Néanmoins, s’il ne peut être contesté des dégradations avérées et qu’une remise en état du logement s’imposait, encore faut-il que les désordres soient évalués sérieusement, à leur juste hauteur le bailleur pour en obtenir indemnisation doit ;
— justifier des dégradations via un devis ou une facture suffisamment explicite et détaillée, alors que les factures établies manquent singulièrement de précisions ;
— présenter un devis et une facture du même montant, voire deux factures du même montant, ce qui n’est pas le cas en l’espèce, deux factures sont établies à des dates différentes et qui présentent des montants non similaires ;
— établir un devis ou une facture de réparations locatives, dans un temps très proche de la sortie de son locataire, ici encore, force est de constater que l’expulsion de M. [G] [B] avait eu lieu le 5 juillet 2022 et que la première facture avait été établie au 31 octobre 2023, soit près de 15 mois postérieurement à sa sortie, et non dans les 60 jours comme il est généralement de mise en matière locative.
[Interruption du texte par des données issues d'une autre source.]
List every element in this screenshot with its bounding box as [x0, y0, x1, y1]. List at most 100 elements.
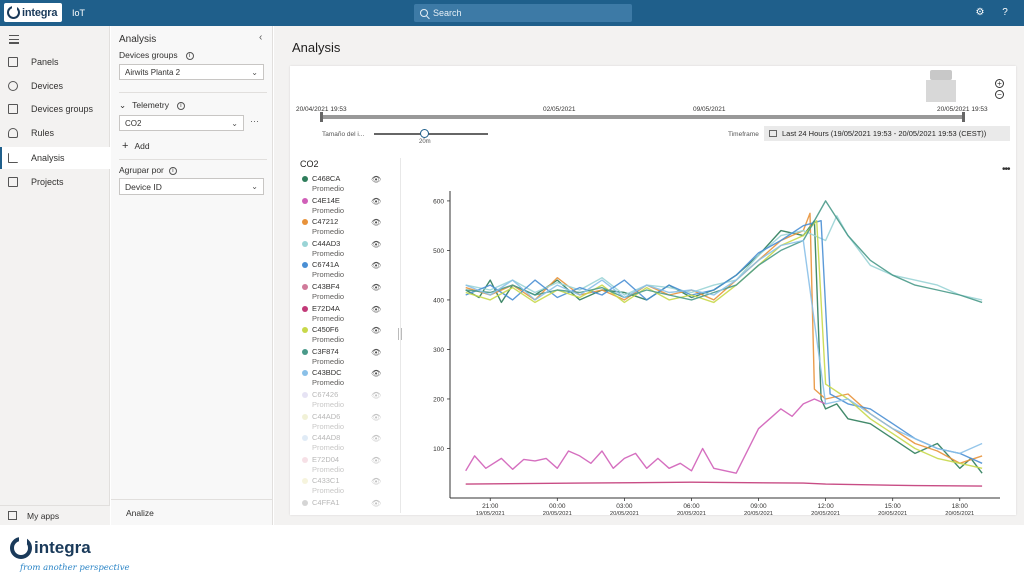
more-options-icon[interactable]: ··· — [250, 116, 259, 126]
legend-item[interactable]: C67426 Promedio 👁 — [300, 389, 390, 411]
x-tick-date-label: 20/05/2021 — [878, 511, 907, 515]
visibility-eye-icon[interactable]: 👁 — [371, 369, 382, 379]
telemetry-dropdown[interactable]: CO2 ⌄ — [119, 115, 244, 131]
timeline-range-track[interactable] — [320, 115, 963, 119]
legend-series-name: C450F6 — [312, 325, 339, 335]
nav-item-devices[interactable]: Devices — [0, 75, 110, 97]
analysis-settings-panel: Analysis ‹ Devices groups i Airwits Plant… — [111, 26, 273, 525]
devices-groups-dropdown[interactable]: Airwits Planta 2 ⌄ — [119, 64, 264, 80]
y-tick-label: 100 — [433, 446, 444, 453]
chart-more-options-icon[interactable]: ••• — [1002, 164, 1010, 175]
legend-series-name: C4E14E — [312, 195, 340, 205]
legend-aggregate: Promedio — [312, 313, 345, 323]
interval-value: 20m — [419, 139, 431, 145]
legend-item[interactable]: C44AD8 Promedio 👁 — [300, 432, 390, 454]
legend-item[interactable]: C468CA Promedio 👁 — [300, 173, 390, 195]
legend-aggregate: Promedio — [312, 248, 345, 258]
plus-icon: + — [122, 140, 129, 152]
dropdown-value: CO2 — [125, 118, 142, 128]
visibility-eye-icon[interactable]: 👁 — [371, 412, 382, 422]
visibility-eye-icon[interactable]: 👁 — [371, 326, 382, 336]
timeline-preview-thumbnail — [922, 68, 964, 102]
visibility-eye-icon[interactable]: 👁 — [371, 455, 382, 465]
legend-item[interactable]: C43BF4 Promedio 👁 — [300, 281, 390, 303]
legend-item[interactable]: C6741A Promedio 👁 — [300, 259, 390, 281]
legend-aggregate: Promedio — [312, 486, 345, 496]
legend-aggregate: Promedio — [312, 378, 345, 388]
visibility-eye-icon[interactable]: 👁 — [371, 239, 382, 249]
legend-aggregate: Promedio — [312, 205, 345, 215]
interval-slider-thumb[interactable] — [420, 129, 429, 138]
visibility-eye-icon[interactable]: 👁 — [371, 434, 382, 444]
timeline-mark: 09/05/2021 — [693, 106, 726, 113]
logo-ring-icon — [7, 5, 20, 19]
add-telemetry-button[interactable]: + Add — [122, 140, 150, 152]
nav-item-devices-groups[interactable]: Devices groups — [0, 98, 110, 120]
timeline-end-date: 20/05/2021 19:53 — [937, 106, 988, 113]
telemetry-label: ⌄ Telemetry i — [119, 100, 185, 111]
visibility-eye-icon[interactable]: 👁 — [371, 218, 382, 228]
splitter-grip-handle[interactable] — [398, 328, 402, 340]
zoom-out-icon[interactable]: − — [995, 90, 1004, 99]
legend-aggregate: Promedio — [312, 356, 345, 366]
analize-button[interactable]: Analize — [111, 499, 273, 525]
expand-chevron-icon[interactable]: ⌄ — [119, 100, 127, 110]
timeframe-picker[interactable]: Last 24 Hours (19/05/2021 19:53 - 20/05/… — [764, 126, 1010, 141]
legend-item[interactable]: E72D04 Promedio 👁 — [300, 454, 390, 476]
legend-item[interactable]: C3F874 Promedio 👁 — [300, 346, 390, 368]
legend-item[interactable]: C43BDC Promedio 👁 — [300, 367, 390, 389]
group-by-dropdown[interactable]: Device ID ⌄ — [119, 178, 264, 195]
visibility-eye-icon[interactable]: 👁 — [371, 477, 382, 487]
visibility-eye-icon[interactable]: 👁 — [371, 304, 382, 314]
x-tick-time-label: 21:00 — [482, 503, 499, 510]
legend-item[interactable]: E72D4A Promedio 👁 — [300, 303, 390, 325]
nav-item-label: Panels — [31, 57, 59, 67]
timeline-start-handle[interactable] — [320, 112, 323, 122]
series-color-dot — [302, 478, 308, 485]
legend-item[interactable]: C44AD6 Promedio 👁 — [300, 411, 390, 433]
visibility-eye-icon[interactable]: 👁 — [371, 261, 382, 271]
nav-item-rules[interactable]: Rules — [0, 122, 110, 144]
hamburger-menu-icon[interactable] — [9, 35, 19, 46]
legend-item[interactable]: C4FFA1 👁 — [300, 497, 390, 519]
x-tick-time-label: 06:00 — [683, 503, 700, 510]
legend-item[interactable]: C4E14E Promedio 👁 — [300, 195, 390, 217]
nav-item-analysis[interactable]: Analysis — [0, 147, 110, 169]
legend-item[interactable]: C450F6 Promedio 👁 — [300, 324, 390, 346]
legend-item[interactable]: C47212 Promedio 👁 — [300, 216, 390, 238]
x-tick-date-label: 20/05/2021 — [610, 511, 639, 515]
my-apps-button[interactable]: My apps — [0, 505, 110, 525]
zoom-in-icon[interactable]: + — [995, 79, 1004, 88]
visibility-eye-icon[interactable]: 👁 — [371, 391, 382, 400]
top-bar: integra IoT Search ⚙ ? — [0, 0, 1024, 26]
help-icon[interactable]: ? — [1002, 7, 1008, 18]
info-icon[interactable]: i — [168, 166, 177, 175]
legend-item[interactable]: C433C1 Promedio 👁 — [300, 475, 390, 497]
visibility-eye-icon[interactable]: 👁 — [371, 283, 382, 292]
my-apps-label: My apps — [27, 510, 60, 521]
x-tick-time-label: 18:00 — [952, 503, 969, 510]
visibility-eye-icon[interactable]: 👁 — [371, 499, 382, 508]
integra-logo[interactable]: integra — [4, 3, 62, 22]
info-icon[interactable]: i — [176, 101, 185, 110]
timeline-mark: 02/05/2021 — [543, 106, 576, 113]
legend-title: CO2 — [300, 159, 319, 169]
search-input[interactable]: Search — [414, 4, 632, 22]
timeframe-label: Timeframe — [728, 131, 759, 138]
visibility-eye-icon[interactable]: 👁 — [371, 347, 382, 357]
legend-splitter — [400, 158, 401, 513]
gear-icon[interactable]: ⚙ — [975, 7, 985, 18]
nav-item-panels[interactable]: Panels — [0, 51, 110, 73]
info-icon[interactable]: i — [185, 51, 194, 60]
visibility-eye-icon[interactable]: 👁 — [371, 196, 382, 206]
legend-item[interactable]: C44AD3 Promedio 👁 — [300, 238, 390, 260]
collapse-chevron-icon[interactable]: ‹ — [259, 32, 263, 43]
interval-slider-track[interactable] — [374, 133, 488, 135]
visibility-eye-icon[interactable]: 👁 — [371, 175, 382, 184]
interval-size-label: Tamaño del i... — [322, 131, 365, 138]
integra-brand-logo: integra — [10, 536, 91, 559]
legend-series-name: C468CA — [312, 174, 341, 183]
nav-item-projects[interactable]: Projects — [0, 171, 110, 193]
timeline-end-handle[interactable] — [962, 112, 965, 122]
legend-series-name: C44AD8 — [312, 433, 341, 443]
Au vu des explications précitées, le Tribunal ne peut émettre que de sérieux doutes quant à la réalité des travaux effectués ou à effectuer et à l’authenticité de la facture présentée par le demandeur, en conséquence de quoi, sa demande de condamnation solidaire de Messieurs [G] et [M] [B] à lui payer la somme de 7920 € au titre des réparations, avec intérêts au taux légal à compter du 19 février 2024, date de la sommation, voire à compter du présent Jugement, se doit d’être rejetée.
Sur la demande de M. [G] [B] au titre de la procédure abusive exercée par LA SARL […]
M. [G] [B] sollicite la somme de 1500 € au demandeur à titre de dommages et intérêts pour procédure abusive, mais ne motive pas sa demande, à défaut, celle-ci sera rejetée
Sur l’application de l’article 700 du Code de procédure civile, les dépens et l’exécution provisoire.
Au regard de la spécificité de l’affaire, chaque partie conservera la charge de ses propres frais irrépétibles, de ses autres frais et dépens
S’agissant d’une décision de première instance, l’exécution provisoire est de droit.
PAR CES MOTIFS
Vu les articles 1730,1731et 1732 du Code civil,
Vu l’article 3-2 alinéa 2 de la Loi du 6 juillet 1989 n.89-462,
Le Tribunal, statuant publiquement, par jugement réputé contradictoire, en premier ressort ;
— REJETTE la demande de la SARL […] à la condamnation solidaire de Messieurs [G] et [M] [B] à lui payer la somme de 7920 € au titre des réparations locatives avec intérêts au taux légal à compter du 19 février 2024, subsidiairement à compter du présent Jugement ;
— REJETTE la demande de M. [G] [B] à la condamnation de la SARL […] à lui payer le montant de 1500 € pour procédure abusive ;
— JUGE que chaque partie conservera la charge de ses frais irrépétibles ;
— JUGE que chaque partie conservera la charge de ses autres frais et dépens ;
— RAPPELLE que la décision est de droit exécutoire.
Le Greffier Le Président.
En conséquence, la République française mande et ordonne à tous commissaires de justice, sur ce requis, de mettre ladite décision à exécution, aux procureurs généraux et aux procureurs de la République près les tribunaux judiciaires d’y tenir la main, à tous commandants et officiers de la force publique de prêter main-forte lorsqu’ils en seront légalement requis.